As the nights have been growing longer as we approach the winter solstice, I have been reflecting on the relationship between light and darkness from a new perspective. We often think of light and dark as being opposite of one another. In some cases that is true. From one point of view, the light of day is the opposite of the dark of night. But from another vantage point, dark and light are moments of the same cycle of change. That cycle of change determines our experience of reality in utterly fundamental ways. The sun rising and setting is basic to our experience on earth. Yet, we don’t often think about the fact that the sun rising and setting dictates when and how we do almost everything we do. We may not often think about how our lives might be structured without this baseline rhythm the play of light and dark creates.

I often begin my daily meditation practice outside just before dawn. I begin sitting in total darkness. The owl, who is so comfortable in the dark, is usually my only companion. As I continue to meditate, I can feel, more than see, the light rising within me as the sky brightens, even before the sun makes its appearance. That light arising without also arises within. The light seems to arise from the heart of the darkness.

This is the moment in the turn of the year where we find ourselves waiting in the darkness as the nights grow ever longer. We may find ourselves reaching for the light, longing for the light, as the winter cold and silence settles ever more fully upon us. We might try to reach outside the darkness to the future promise of light, or reflect back in time to the summer noon. But if we let ourselves simply rest in the dark, quelling any impulse to move beyond it, the dark opens and the light emerges. In this way, the impulse to the light arises from the dark, not in opposition to it.

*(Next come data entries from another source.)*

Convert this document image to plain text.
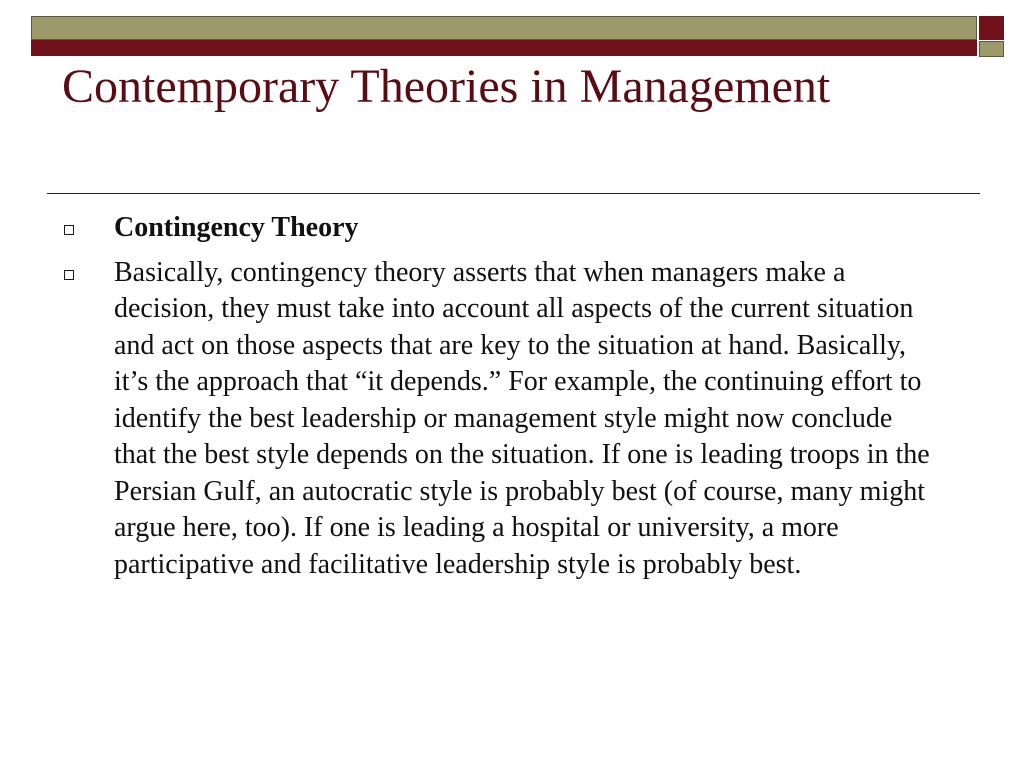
Contemporary Theories in Management
Contingency Theory
Basically, contingency theory asserts that when managers make a decision, they must take into account all aspects of the current situation and act on those aspects that are key to the situation at hand. Basically, it’s the approach that “it depends.” For example, the continuing effort to identify the best leadership or management style might now conclude that the best style depends on the situation. If one is leading troops in the Persian Gulf, an autocratic style is probably best (of course, many might argue here, too). If one is leading a hospital or university, a more participative and facilitative leadership style is probably best.
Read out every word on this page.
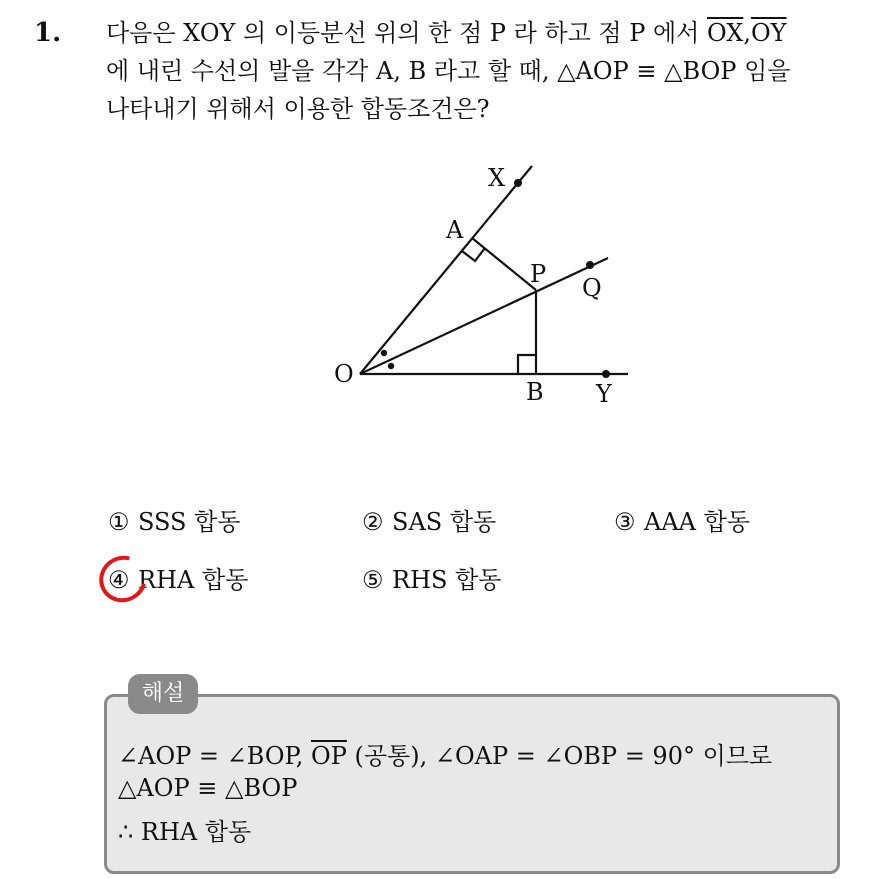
1. 다음은 XOY 의 이등분선 위의 한 점 P 라 하고 점 P 에서 $\overline{OX},\overline{OY}$
에 내린 수선의 발을 각각 A, B 라고 할 때, △AOP ≡ △BOP 임을
나타내기 위해서 이용한 합동조건은?
X
A
P Q
O
B Y
① SSS 합동	② SAS 합동	③ AAA 합동
④ RHA 합동	⑤ RHS 합동
해설
∠AOP = ∠BOP, $\overline{OP}$ (공통), ∠OAP = ∠OBP = 90° 이므로
△AOP ≡ △BOP
∴ RHA 합동
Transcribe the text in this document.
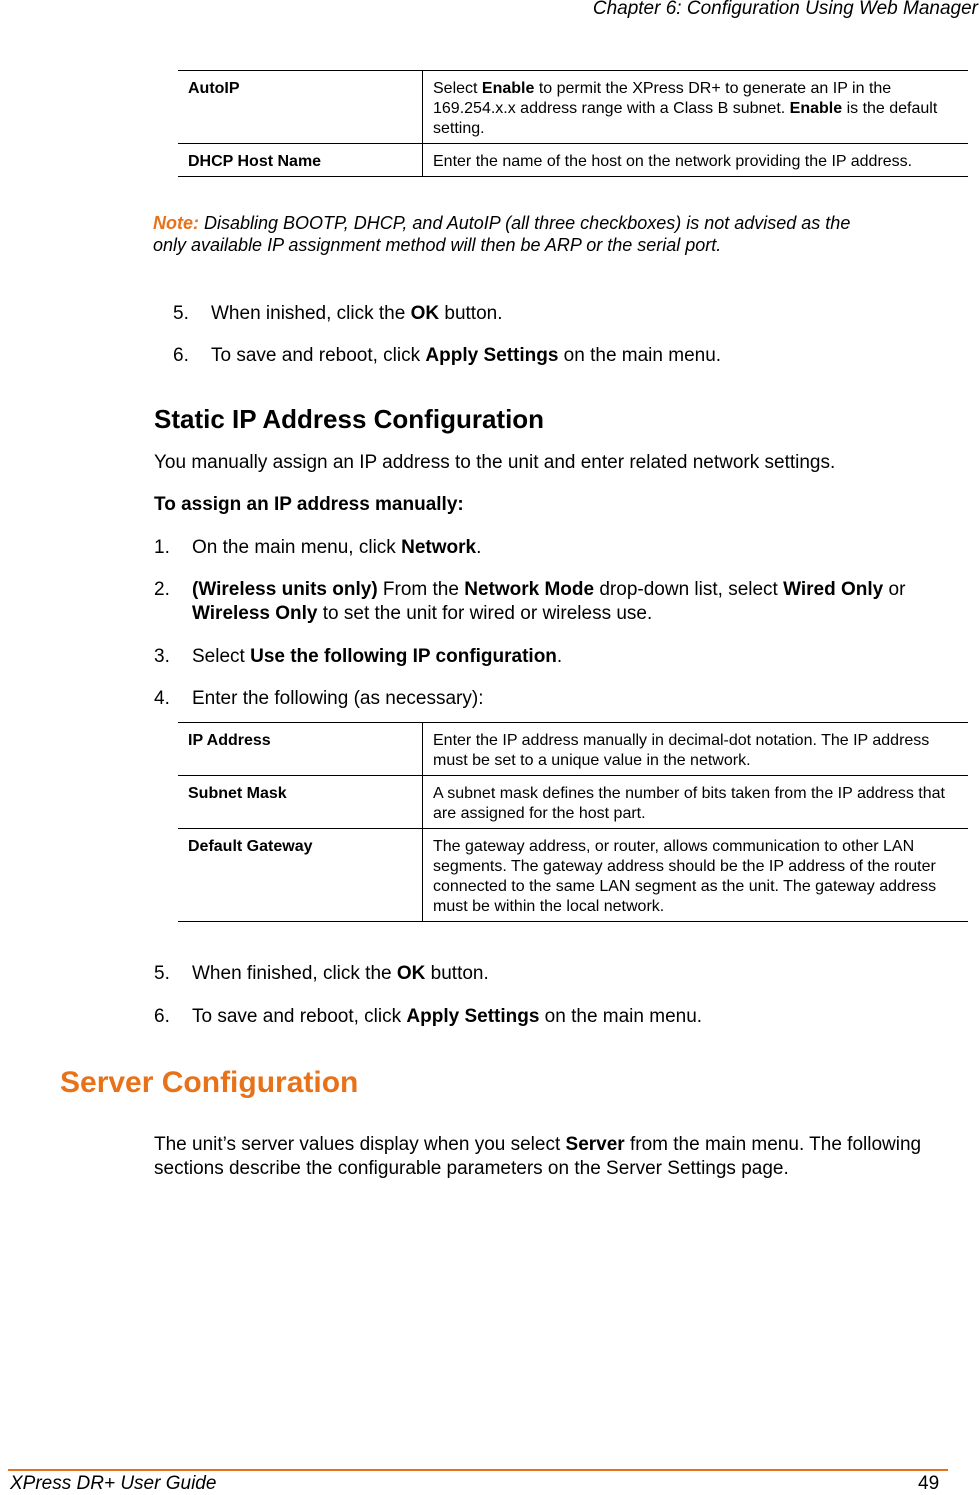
Chapter 6: Configuration Using Web Manager
AutoIP	Select Enable to permit the XPress DR+ to generate an IP in the 169.254.x.x address range with a Class B subnet. Enable is the default setting.
DHCP Host Name	Enter the name of the host on the network providing the IP address.
Note: Disabling BOOTP, DHCP, and AutoIP (all three checkboxes) is not advised as the only available IP assignment method will then be ARP or the serial port.
5. When inished, click the OK button.
6. To save and reboot, click Apply Settings on the main menu.
Static IP Address Configuration
You manually assign an IP address to the unit and enter related network settings.
To assign an IP address manually:
1. On the main menu, click Network.
2. (Wireless units only) From the Network Mode drop-down list, select Wired Only or Wireless Only to set the unit for wired or wireless use.
3. Select Use the following IP configuration.
4. Enter the following (as necessary):
IP Address	Enter the IP address manually in decimal-dot notation. The IP address must be set to a unique value in the network.
Subnet Mask	A subnet mask defines the number of bits taken from the IP address that are assigned for the host part.
Default Gateway	The gateway address, or router, allows communication to other LAN segments. The gateway address should be the IP address of the router connected to the same LAN segment as the unit. The gateway address must be within the local network.
5. When finished, click the OK button.
6. To save and reboot, click Apply Settings on the main menu.
Server Configuration
The unit’s server values display when you select Server from the main menu. The following sections describe the configurable parameters on the Server Settings page.
XPress DR+ User Guide	49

This is the wisdom of the seed. It rests in the darkness of its soil womb until the light is felt with in it – and only then emerges from the cocoon of the earth. In Buddhist thought, Prajnaparamita, the perfection of wisdom or understanding, is said to emerge in such a way from the dark void of emptiness. The texts which explore and explain Prajnaparamita form the basis for much of Mahayana Buddhist thought, which offers the light of understanding about the nature of reality to its practitioners.

Here at the Sacred Stream Center, a similar phenomenon is occurring at each winter dawn this season. The light of the rising sun slips in at the edge of the arched stained-glass window above the main altar at dawn. The arch was constructed so as to catch the rising sun at every moment of its journey across the eastern horizon during the year. Now, when it is at its lowest reach, just the edge of the arch catches the morning sun’s light. That ray of light is first seen on the century-old wood in the corner of the sanctuary opposite the arched window where the ray lands. The effect is that the light seems to be arising from the darkest corner of the room at dawn.

At this moment of the year, when we spend so much time in the dark of the winter night, we can practice waiting for the light to rise from within it. We can follow the furthest reaches of the dark and discover the experience of the light arising. If we hold awareness of this possibility, we can touch that place within us, those places around us, where the light and dark are one moment within the cycle of time.